Bandit, this is awesome! WPatterson, I did not take a picture before I started because I am horrible at documenting things. It was bad, I could catch my nail on them easily. Once I pull the other piece out of storage I will document from the start. This one is my guinea pig. I did some more research last night and found some good info. The youtube video below is very similar to the process I've used. I think I'll switch from the DA polisher to my 7" polisher as I don't think the DA is aggressive enough. There was another tip to keep a spray bottle of warm water so you can keep the cerium mixture wet as you go. I think my mix was a little light as well but I didn't want to start to aggressive. I've read 2 parts cerium to 1 part water, I was more 1:2 so I will mix a little heavier. I have also purchased some Ceriglass that I forgot about, once I find it I'll give it a try to see how it compares. I'm not sure how aggressive it is and may just be for the final polish step/
I'm not sure where you are getting that info from? Glass is polished all the time but it doesn't weaken it, at least from all the information I have read. In actuality, a scratch on a piece of glass can be called a stress point. Polishing removes the stress point creating a structurally sound piece of glass.

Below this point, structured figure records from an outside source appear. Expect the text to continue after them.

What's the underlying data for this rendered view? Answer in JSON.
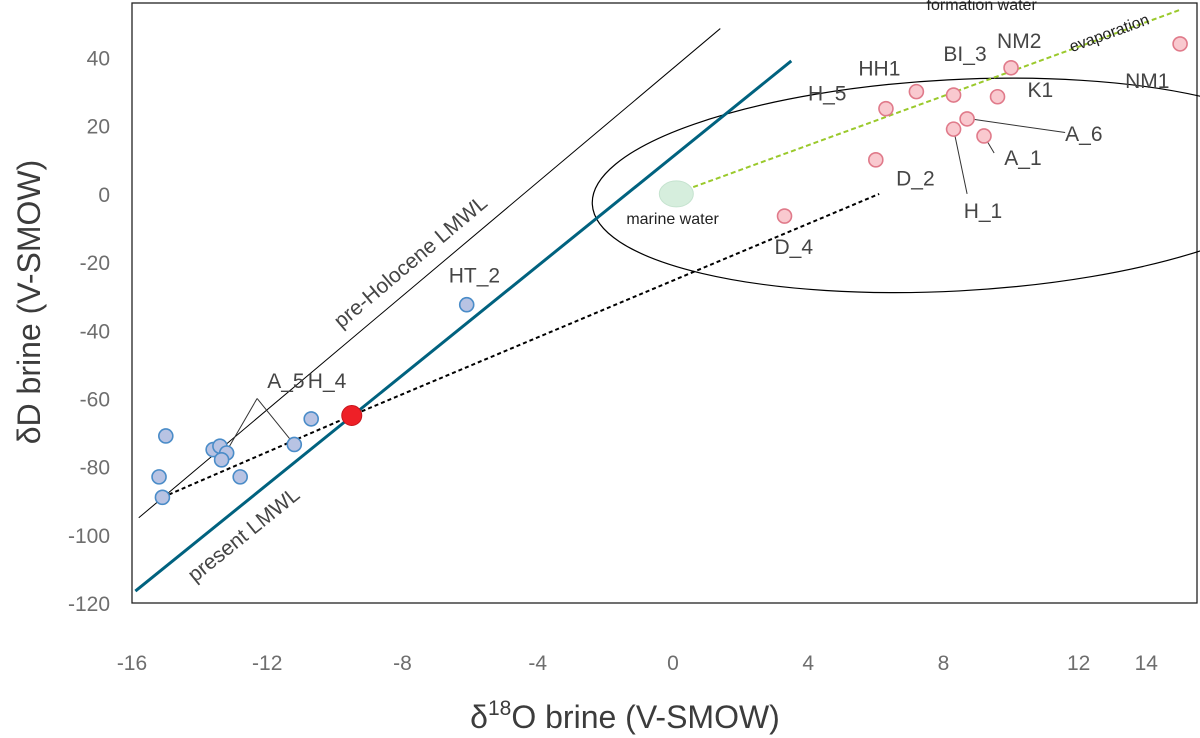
{
  "chart_data": {
    "type": "scatter",
    "title": "",
    "xlabel": {
      "prefix": "δ",
      "sup": "18",
      "rest": "O brine (V-SMOW)"
    },
    "ylabel": "δD brine (V-SMOW)",
    "xlim": [
      -16,
      15.5
    ],
    "ylim": [
      -120,
      56
    ],
    "x_ticks": [
      -16,
      -12,
      -8,
      -4,
      0,
      4,
      8,
      12,
      14
    ],
    "y_ticks": [
      40,
      20,
      0,
      -20,
      -40,
      -60,
      -80,
      -100,
      -120
    ],
    "grid": false,
    "series": [
      {
        "key": "blue",
        "color": "#b8c3e3",
        "stroke": "#4a8cc8",
        "points": [
          {
            "x": -15.0,
            "y": -71,
            "label": ""
          },
          {
            "x": -15.2,
            "y": -83,
            "label": ""
          },
          {
            "x": -15.1,
            "y": -89,
            "label": ""
          },
          {
            "x": -13.6,
            "y": -75,
            "label": ""
          },
          {
            "x": -13.4,
            "y": -74,
            "label": ""
          },
          {
            "x": -13.2,
            "y": -76,
            "label": ""
          },
          {
            "x": -13.35,
            "y": -78,
            "label": ""
          },
          {
            "x": -12.8,
            "y": -83,
            "label": ""
          },
          {
            "x": -11.2,
            "y": -73.5,
            "label": ""
          },
          {
            "x": -10.7,
            "y": -66,
            "label": ""
          },
          {
            "x": -6.1,
            "y": -32.5,
            "label": "HT_2"
          }
        ]
      },
      {
        "key": "pink",
        "color": "#f9c9cf",
        "stroke": "#e07a8a",
        "points": [
          {
            "x": 3.3,
            "y": -6.5,
            "label": "D_4"
          },
          {
            "x": 6.0,
            "y": 10,
            "label": ""
          },
          {
            "x": 6.3,
            "y": 25,
            "label": "H_5"
          },
          {
            "x": 7.2,
            "y": 30,
            "label": "HH1"
          },
          {
            "x": 8.3,
            "y": 29,
            "label": ""
          },
          {
            "x": 8.3,
            "y": 19,
            "label": ""
          },
          {
            "x": 8.7,
            "y": 22,
            "label": ""
          },
          {
            "x": 9.2,
            "y": 17,
            "label": ""
          },
          {
            "x": 9.6,
            "y": 28.5,
            "label": "K1"
          },
          {
            "x": 10.0,
            "y": 37,
            "label": "NM2"
          },
          {
            "x": 15.0,
            "y": 44,
            "label": "NM1"
          }
        ]
      }
    ],
    "special_points": {
      "red": {
        "x": -9.5,
        "y": -65,
        "color": "#ee2027"
      },
      "marine": {
        "x": 0.1,
        "y": 0,
        "color": "#d6eedd",
        "label": "marine water"
      }
    },
    "lines": {
      "pre_holocene": {
        "from": [
          -15.8,
          -95
        ],
        "to": [
          1.4,
          48.5
        ],
        "color": "#000000",
        "label": "pre-Holocene  LMWL"
      },
      "present": {
        "from": [
          -15.9,
          -116.5
        ],
        "to": [
          3.5,
          39
        ],
        "color": "#00627f",
        "label": "present LMWL"
      },
      "mixing": {
        "from": [
          -15.1,
          -89
        ],
        "via": [
          -9.5,
          -65
        ],
        "to": [
          6.1,
          0
        ],
        "color": "#000000"
      },
      "evaporation": {
        "from": [
          0.6,
          2
        ],
        "to": [
          15.0,
          54
        ],
        "color": "#9ac92b",
        "label": "evaporation"
      }
    },
    "ellipse": {
      "cx": 8.3,
      "cy": 2.5,
      "rx": 10.7,
      "ry": 31,
      "angle_deg": 3
    },
    "annotations": [
      {
        "text": "A_5",
        "x": -12.0,
        "y": -57
      },
      {
        "text": "H_4",
        "x": -10.8,
        "y": -57
      },
      {
        "text": "BI_3",
        "x": 8.0,
        "y": 39
      },
      {
        "text": "A_6",
        "x": 11.6,
        "y": 15.5
      },
      {
        "text": "A_1",
        "x": 9.8,
        "y": 8.5
      },
      {
        "text": "D_2",
        "x": 6.6,
        "y": 2.5
      },
      {
        "text": "H_1",
        "x": 8.6,
        "y": -7
      },
      {
        "text": "formation water",
        "x": 7.5,
        "y": 54
      }
    ]
  }
}
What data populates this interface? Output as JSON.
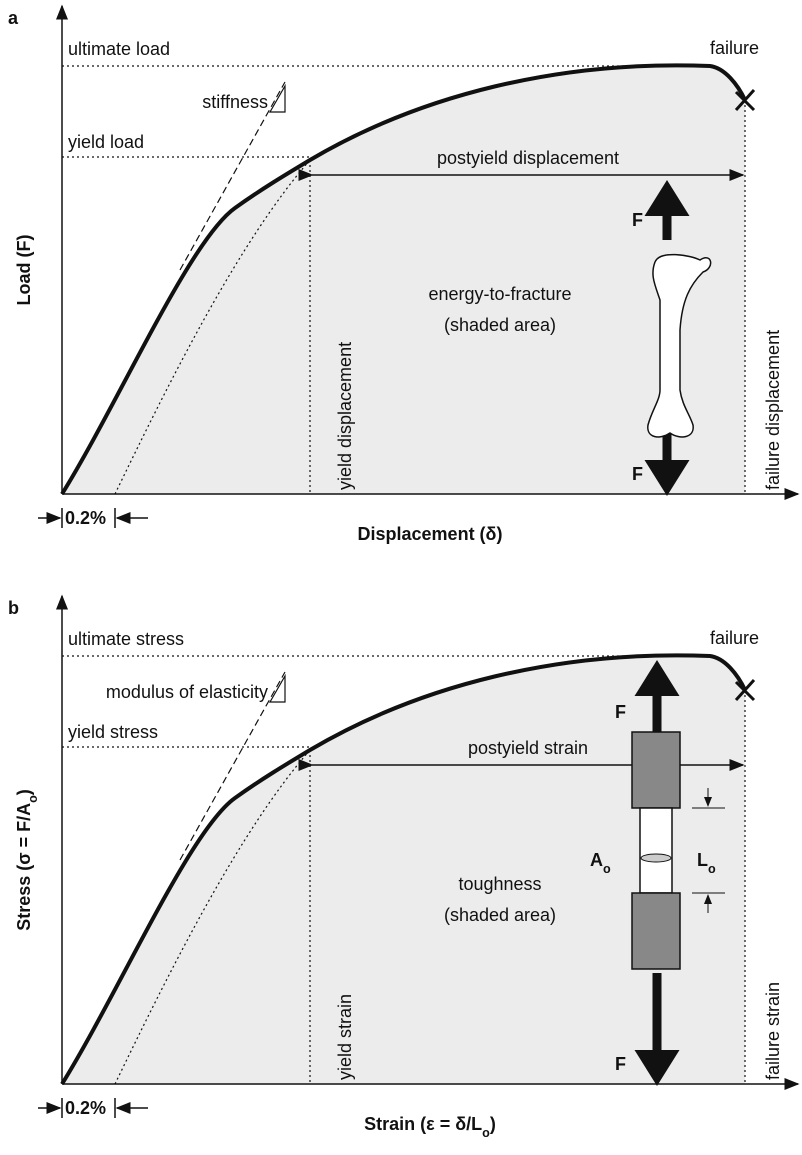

I doubt that even aggressive polishing of glass gets it even close to hot enough to do damage. What's the difference between polishing and hot summer sun beating down on the glass? I think auto glass is tempered at something like 600deg?
I've had good luck with (pre-mixed) cerium oxide past and wool felt pads at low speeds (i.e. using an electric paint buffer with an offset rotation instead of a DA sander)- best example was an old cop car where the wiper blade rubber obviously broke off the bottom half of the frame and of course the constables on board let the wipers operate for hours like this- damage was at the bottom edge in a roughly 6" x 6" area- and was bad- i.e. deepest gouges were almost 1/16". The deep gouges I could only get out about halfway, but everything shallower than this came out with about an hour of polishing (with regular washing off the pad and replenishing the paste).